Я ответил «да». Мне не раз приходилось убирать рвоту, хотя выносить кал в туалет — это могло бы стать шагом вперёд.
Мелисса закрыла свой блокнот.
— Есть ещё тысяча других мелочей, в основном, незначительных. Это поможет. Загляни туда.
Она протянула мне брошюру, которую достала из заднего кармана джинсов. Она не была озаглавлена «Домашний уход для чайников», но могла бы. Я пообещал прочитать и сунул брошюру в свой задний карман.

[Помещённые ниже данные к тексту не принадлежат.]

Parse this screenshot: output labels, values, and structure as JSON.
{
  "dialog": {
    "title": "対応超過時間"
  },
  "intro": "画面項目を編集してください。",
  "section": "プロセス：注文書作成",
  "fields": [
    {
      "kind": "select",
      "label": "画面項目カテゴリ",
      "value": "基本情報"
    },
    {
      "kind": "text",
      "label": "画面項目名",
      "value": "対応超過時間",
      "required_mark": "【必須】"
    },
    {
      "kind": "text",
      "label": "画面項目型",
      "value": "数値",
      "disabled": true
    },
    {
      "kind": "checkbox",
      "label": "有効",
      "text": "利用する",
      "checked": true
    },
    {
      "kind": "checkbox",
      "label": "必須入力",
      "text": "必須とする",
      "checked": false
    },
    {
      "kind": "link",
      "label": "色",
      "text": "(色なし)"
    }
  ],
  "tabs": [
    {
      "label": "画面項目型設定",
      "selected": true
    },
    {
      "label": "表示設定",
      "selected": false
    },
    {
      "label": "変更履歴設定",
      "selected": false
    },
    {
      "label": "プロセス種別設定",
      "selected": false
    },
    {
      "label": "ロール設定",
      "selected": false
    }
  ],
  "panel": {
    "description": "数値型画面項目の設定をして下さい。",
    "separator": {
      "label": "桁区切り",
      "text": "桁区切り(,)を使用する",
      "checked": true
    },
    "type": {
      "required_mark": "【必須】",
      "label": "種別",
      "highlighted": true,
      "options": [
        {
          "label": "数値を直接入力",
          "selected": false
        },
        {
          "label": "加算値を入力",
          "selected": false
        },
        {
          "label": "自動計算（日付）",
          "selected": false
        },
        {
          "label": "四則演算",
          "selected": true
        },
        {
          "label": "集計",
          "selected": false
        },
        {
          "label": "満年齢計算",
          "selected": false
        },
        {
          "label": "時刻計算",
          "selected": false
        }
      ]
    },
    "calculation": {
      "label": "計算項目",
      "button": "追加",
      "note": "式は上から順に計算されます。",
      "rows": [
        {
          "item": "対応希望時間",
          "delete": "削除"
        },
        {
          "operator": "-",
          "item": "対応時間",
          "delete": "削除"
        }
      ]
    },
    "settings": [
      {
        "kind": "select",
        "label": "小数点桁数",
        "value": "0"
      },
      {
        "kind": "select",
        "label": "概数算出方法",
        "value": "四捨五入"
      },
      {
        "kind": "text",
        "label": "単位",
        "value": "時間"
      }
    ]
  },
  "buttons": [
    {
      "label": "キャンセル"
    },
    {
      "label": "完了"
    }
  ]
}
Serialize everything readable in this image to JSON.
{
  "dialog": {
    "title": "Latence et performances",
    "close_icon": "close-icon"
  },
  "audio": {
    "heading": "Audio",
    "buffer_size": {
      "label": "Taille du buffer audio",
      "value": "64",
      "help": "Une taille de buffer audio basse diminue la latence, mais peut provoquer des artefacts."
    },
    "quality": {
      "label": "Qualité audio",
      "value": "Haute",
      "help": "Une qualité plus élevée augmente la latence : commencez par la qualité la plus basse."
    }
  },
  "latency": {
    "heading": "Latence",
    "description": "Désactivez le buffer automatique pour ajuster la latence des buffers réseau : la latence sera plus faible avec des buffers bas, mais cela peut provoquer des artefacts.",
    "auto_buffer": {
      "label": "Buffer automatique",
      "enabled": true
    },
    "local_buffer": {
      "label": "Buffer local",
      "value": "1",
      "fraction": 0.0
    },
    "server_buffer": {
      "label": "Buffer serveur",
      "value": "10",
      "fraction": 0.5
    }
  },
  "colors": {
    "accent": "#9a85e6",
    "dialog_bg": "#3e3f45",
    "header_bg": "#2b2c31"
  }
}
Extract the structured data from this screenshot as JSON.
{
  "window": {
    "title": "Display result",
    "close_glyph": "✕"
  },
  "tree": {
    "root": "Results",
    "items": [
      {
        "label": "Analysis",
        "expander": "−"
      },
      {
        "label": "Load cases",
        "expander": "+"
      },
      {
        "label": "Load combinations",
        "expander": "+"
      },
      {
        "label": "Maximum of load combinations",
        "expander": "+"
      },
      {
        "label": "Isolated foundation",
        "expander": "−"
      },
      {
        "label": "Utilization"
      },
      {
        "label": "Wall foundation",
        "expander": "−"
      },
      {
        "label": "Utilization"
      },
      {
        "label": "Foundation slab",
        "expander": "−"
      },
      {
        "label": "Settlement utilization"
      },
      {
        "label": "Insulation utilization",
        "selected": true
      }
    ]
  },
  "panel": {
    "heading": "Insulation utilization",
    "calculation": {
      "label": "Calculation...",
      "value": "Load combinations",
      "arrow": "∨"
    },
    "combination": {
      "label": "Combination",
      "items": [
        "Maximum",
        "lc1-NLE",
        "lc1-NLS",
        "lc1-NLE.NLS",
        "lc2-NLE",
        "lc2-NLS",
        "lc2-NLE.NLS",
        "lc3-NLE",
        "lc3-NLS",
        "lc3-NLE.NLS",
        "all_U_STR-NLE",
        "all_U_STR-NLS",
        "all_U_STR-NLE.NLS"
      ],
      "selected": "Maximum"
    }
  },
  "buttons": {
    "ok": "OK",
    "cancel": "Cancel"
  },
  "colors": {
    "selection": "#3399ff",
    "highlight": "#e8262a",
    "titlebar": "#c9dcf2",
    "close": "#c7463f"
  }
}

— Я буду лучше понимать, что нужно, когда увижу дом своими глазами, — сказала Мелисса. — Хотела забежать туда сегодня днём, но он очень настаивал, чтобы я не заходила внутрь, пока он не вернётся.
Да, мистер Боудич мог быть очень настойчивым. Мне уже приходилось в этом убедиться.
— Ты уверен, что хочешь взяться за это, Чарли? — спросила миссис Рэйвенсбургер. В этот раз она не взглянула на моего отца.
— Да.
— Даже, если придётся остаться с ним в первые три-четыре ночи? — спросила Мелисса. — Я пыталась обсудить возможность пребывания в реабилитационном центре — есть один хороший под названием «Ривервью», где имеются свободные места, — но он и слышать об этом не хотел. Сказал, что просто хочет домой.
— Я смогу остаться с ним. — Хотя мне было не по себе от мысли, что придётся спать в верхней спальне, которую я пока даже не видел. — Без проблем. У меня каникулы.
Миссис Рэйвенсбургер повернулась к моему отцу.
— Вас устраивает это соглашение, мистер Рид?
Я ждал, гадая, что он скажет, но он обнадёжил меня.
— Я немного беспокоюсь, что вполне естественно, но подопечный Чарли, мистер Боудич, похоже, сблизился с ним, и у него никого больше нет.
Я сказал:
— Миссис Уилкокс, насчёт дома…
Она улыбнулась.
— Мелисса, если не против. Всё-таки мы скоро станем коллегами.
Было легче назвать её Мелиссой, чем мистера Боудича Говардом, потому что она была ближе к моему возрасту.
— Насчёт дома — не принимайте это близко к сердцу, он вовсе не имел в виду, что вы можете что-нибудь украсть, или что-то подобное. Он просто… в общем… — Я не знал, как закончить, но помог папа.
— Он замкнутый человек.
— Точно, — сказал я. — И сделайте скидку на то, что он немного ворчлив. Потому что…
Мелисса не стала дожидаться продолжения.
— Поверь мне, будь у меня на ноге внешний фиксатор, удерживающий сломанные кости вместе, я тоже была бы ворчливой.
— Как у него обстоят дела со страховкой? — спросил папа миссис Рэйвенсбурген. — Вы можете сказать?
Миссис Рэйвенсбургер и Мелисса Уилкокс переглянулись. Миссис Рэйвенсбургер сказала:
— Мне неудобно вдаваться в подробности финансового положения пациента, но по словам казначея, он намерен лично позаботиться о своих расходах.
— О, — произнёс отец, будто это всё объясняло. Его лицо говорило об обратном. Он поднялся и пожал руку миссис Рэйвенсбургер. Я сделал то же самое.
Мелисса последовала за нами в коридор, будто скользя в своих ослепительно белых кроссовках.
— Эл-Эс-Ю? — спросил я.
Она удивилась.
— Как ты догадался?
— По блокноту. Баскетбол?
Она улыбнулась.
— И волейбол.
Учитывая её рост, держу пари, у неё был адский удар.